Daughter three is developing journalistic tendencies. At a recent Festival we attended she took out a clipboard. Daughter three always seems to have a clipboard handy for such occasions. She started writing notes at the various debates she insisted on being taken to. I was sitting beside her, also taking notes, and I rather think hers were better and, in any event, more legible. My handwriting has gone to pot since the advent of the computer and my shorthand has very much developed its own shorthand since my days in journalism classes. So much so that I sometimes find it fairly hard to read back myself and I invented it.
Daughter three also decided to write a book review on a book on my desk, the only book that might appeal to her. I’m not sure she is really into 101 Interview Questions You’ll Never Fear Again. It was about a book called Min’s Move. It tells the story of a family who are moving abroad. Daughter three was really captured by the story. She loved the illustrations, but mainly the idea of travelling and learning about new places. She could totally imagine, though, the fears that a small child would have moving abroad. She wrote about how it was good to be able to read about such experiences and know that you weren’t alone in your fears. It was good for adults too, she thought, “because then they might know what to say to their kids about moving after reading the book and that it will be fine”. Inspired by the book, daughter three is now very much into the idea of her family moving abroad.
It’s something my partner, who is Spanish, would be quite keen to do too, given the current state of social services to which he has devoted the last 20 years or so. Ideally, he would like to live in Ibiza and spend every morning “fishing”, ie lounging about in the sun. Unfortunately, I don’t think there are too many jobs in Ibiza and his fishing skills have probably not been that honed in deepest Essex. He is also stuck with a partner who feels slightly adrift if she lives anywhere that is not within walking distance of a newsagent.
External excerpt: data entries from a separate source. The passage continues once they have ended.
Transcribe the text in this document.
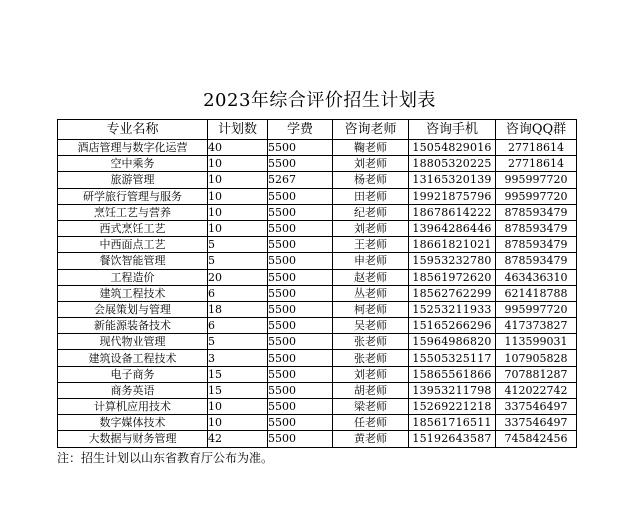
2023年综合评价招生计划表
专业名称	计划数	学费	咨询老师	咨询手机	咨询QQ群
酒店管理与数字化运营	40	5500	鞠老师	15054829016	27718614
空中乘务	10	5500	刘老师	18805320225	27718614
旅游管理	10	5267	杨老师	13165320139	995997720
研学旅行管理与服务	10	5500	田老师	19921875796	995997720
烹饪工艺与营养	10	5500	纪老师	18678614222	878593479
西式烹饪工艺	10	5500	刘老师	13964286446	878593479
中西面点工艺	5	5500	王老师	18661821021	878593479
餐饮智能管理	5	5500	申老师	15953232780	878593479
工程造价	20	5500	赵老师	18561972620	463436310
建筑工程技术	6	5500	丛老师	18562762299	621418788
会展策划与管理	18	5500	柯老师	15253211933	995997720
新能源装备技术	6	5500	吴老师	15165266296	417373827
现代物业管理	5	5500	张老师	15964986820	113599031
建筑设备工程技术	3	5500	张老师	15505325117	107905828
电子商务	15	5500	刘老师	15865561866	707881287
商务英语	15	5500	胡老师	13953211798	412022742
计算机应用技术	10	5500	梁老师	15269221218	337546497
数字媒体技术	10	5500	任老师	18561716511	337546497
大数据与财务管理	42	5500	黄老师	15192643587	745842456
注：招生计划以山东省教育厅公布为准。
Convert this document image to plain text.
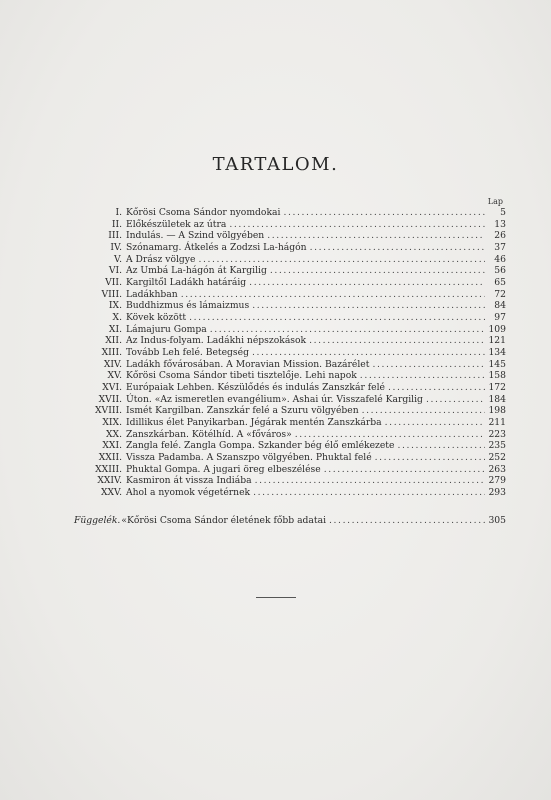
TARTALOM.
Lap
I. Kőrösi Csoma Sándor nyomdokai .....	5
II. Előkészületek az útra .....	13
III. Indulás. — A Szind völgyében .....	26
IV. Szónamarg. Átkelés a Zodzsi La-hágón .....	37
V. A Drász völgye .....	46
VI. Az Umbá La-hágón át Kargilig .....	56
VII. Kargiltől Ladákh határáig .....	65
VIII. Ladákhban .....	72
IX. Buddhizmus és lámaizmus .....	84
X. Kövek között .....	97
XI. Lámajuru Gompa .....	109
XII. Az Indus-folyam. Ladákhi népszokások .....	121
XIII. Tovább Leh felé. Betegség .....	134
XIV. Ladákh fővárosában. A Moravian Mission. Bazárélet .....	145
XV. Kőrösi Csoma Sándor tibeti tisztelője. Lehi napok .....	158
XVI. Európaiak Lehben. Készülődés és indulás Zanszkár felé .....	172
XVII. Úton. «Az ismeretlen evangélium». Ashai úr. Visszafelé Kargilig .....	184
XVIII. Ismét Kargilban. Zanszkár felé a Szuru völgyében .....	198
XIX. Idillikus élet Panyikarban. Jégárak mentén Zanszkárba .....	211
XX. Zanszkárban. Kötélhíd. A «főváros» .....	223
XXI. Zangla felé. Zangla Gompa. Szkander bég élő emlékezete .....	235
XXII. Vissza Padamba. A Szanszpo völgyében. Phuktal felé .....	252
XXIII. Phuktal Gompa. A jugari öreg elbeszélése .....	263
XXIV. Kasmiron át vissza Indiába .....	279
XXV. Ahol a nyomok végetérnek .....	293
Függelék. «Kőrösi Csoma Sándor életének főbb adatai .....	305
The older two kids are not so keen to move either – daughter two because, apart from being still on bed rest following the gymnastics incident and demanding gourmet lunches every day, she is worried about tidal waves and the like, and daughter one because it would probably require too much effort on her part. She assures me that she will be leaving for Japan soon, though, having done one class in business Japanese.
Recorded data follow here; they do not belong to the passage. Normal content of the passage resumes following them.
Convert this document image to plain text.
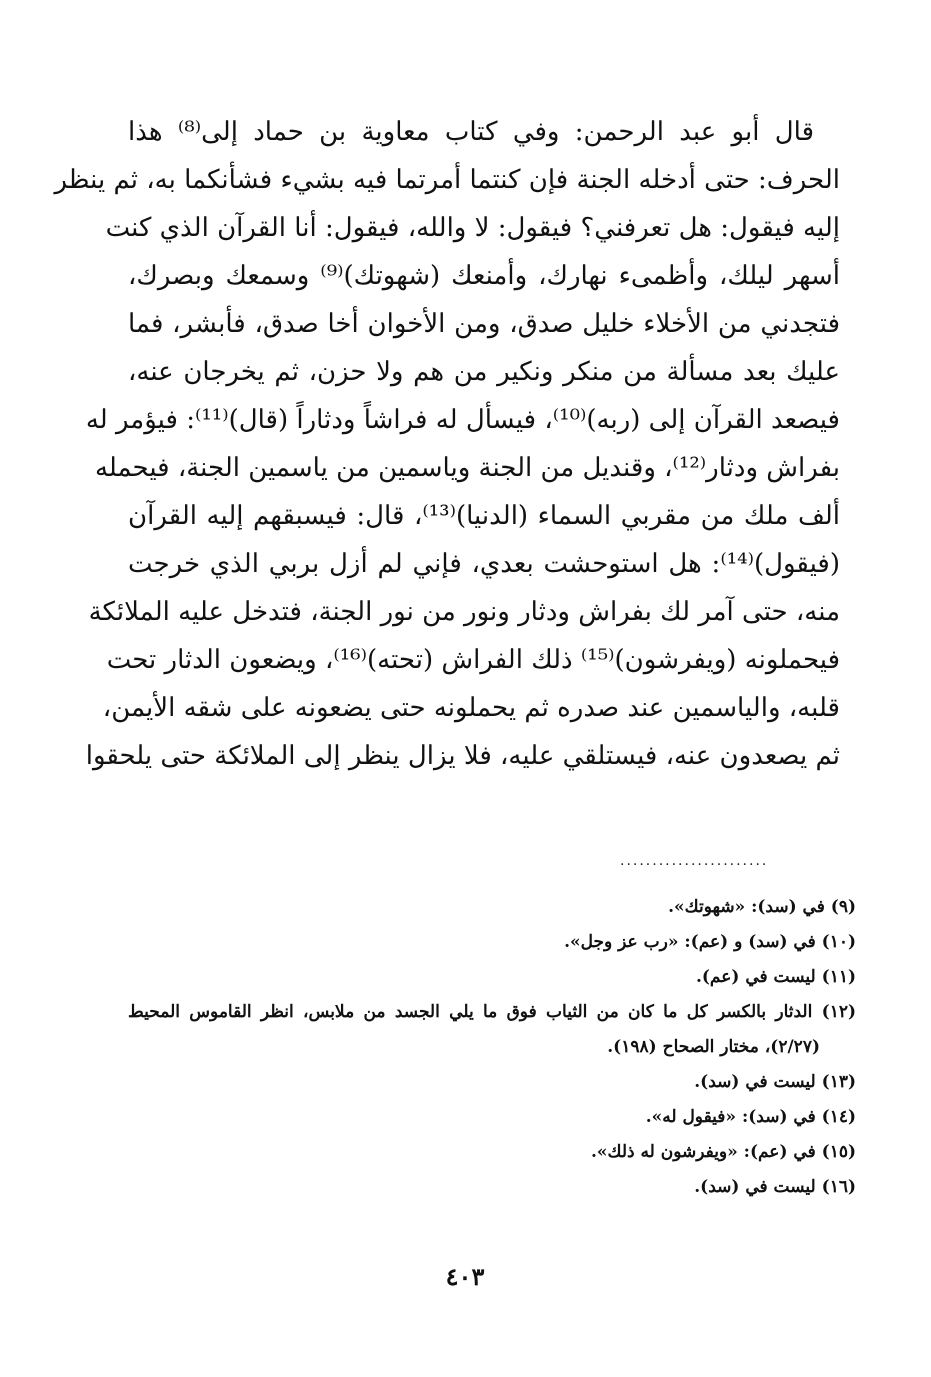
قال أبو عبد الرحمن: وفي كتاب معاوية بن حماد إلى⁽⁸⁾ هذا
الحرف: حتى أدخله الجنة فإن كنتما أمرتما فيه بشيء فشأنكما به، ثم ينظر
إليه فيقول: هل تعرفني؟ فيقول: لا والله، فيقول: أنا القرآن الذي كنت
أسهر ليلك، وأظمىء نهارك، وأمنعك (شهوتك)⁽⁹⁾ وسمعك وبصرك،
فتجدني من الأخلاء خليل صدق، ومن الأخوان أخا صدق، فأبشر، فما
عليك بعد مسألة من منكر ونكير من هم ولا حزن، ثم يخرجان عنه،
فيصعد القرآن إلى (ربه)⁽¹⁰⁾، فيسأل له فراشاً ودثاراً (قال)⁽¹¹⁾: فيؤمر له
بفراش ودثار⁽¹²⁾، وقنديل من الجنة وياسمين من ياسمين الجنة، فيحمله
ألف ملك من مقربي السماء (الدنيا)⁽¹³⁾، قال: فيسبقهم إليه القرآن
(فيقول)⁽¹⁴⁾: هل استوحشت بعدي، فإني لم أزل بربي الذي خرجت
منه، حتى آمر لك بفراش ودثار ونور من نور الجنة، فتدخل عليه الملائكة
فيحملونه (ويفرشون)⁽¹⁵⁾ ذلك الفراش (تحته)⁽¹⁶⁾، ويضعون الدثار تحت
قلبه، والياسمين عند صدره ثم يحملونه حتى يضعونه على شقه الأيمن،
ثم يصعدون عنه، فيستلقي عليه، فلا يزال ينظر إلى الملائكة حتى يلحقوا
.......................
(٩) في (سد): «شهوتك».
(١٠) في (سد) و (عم): «رب عز وجل».
(١١) ليست في (عم).
(١٢) الدثار بالكسر كل ما كان من الثياب فوق ما يلي الجسد من ملابس، انظر القاموس المحيط
(٢/٢٧)، مختار الصحاح (١٩٨).
(١٣) ليست في (سد).
(١٤) في (سد): «فيقول له».
(١٥) في (عم): «ويفرشون له ذلك».
(١٦) ليست في (سد).
٤٠٣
Only son likes being at home. He is, however, joining daughter three in writerly enthusiasm. The other day I was standing outside his class when I noticed the wooden hut in the playground. It was covering in green pen. Someone had written mat, dad, mum and at up one side. I thought to myself that that looked fairly familiar, given that only son spells these words out regularly in the air. Sure enough, under ‘at’ was only son’s signature. I walked round the hut. The same green pen was all over the window sill, with all the numbers up to 12. Oh dear. I went to inform the teacher in case he got into trouble later. “He told us about it already,” she said, smiling, as I explained he was a little bit overenthusiastic about learning his letters. He has written his name on all his shoes, across the front, and there are labels literally everywhere in our house. At least we know who everything belongs to, which may come in useful if we ever do move. And who knows, maybe we won’t have to make any decisions about moving because UKIP will make them for us.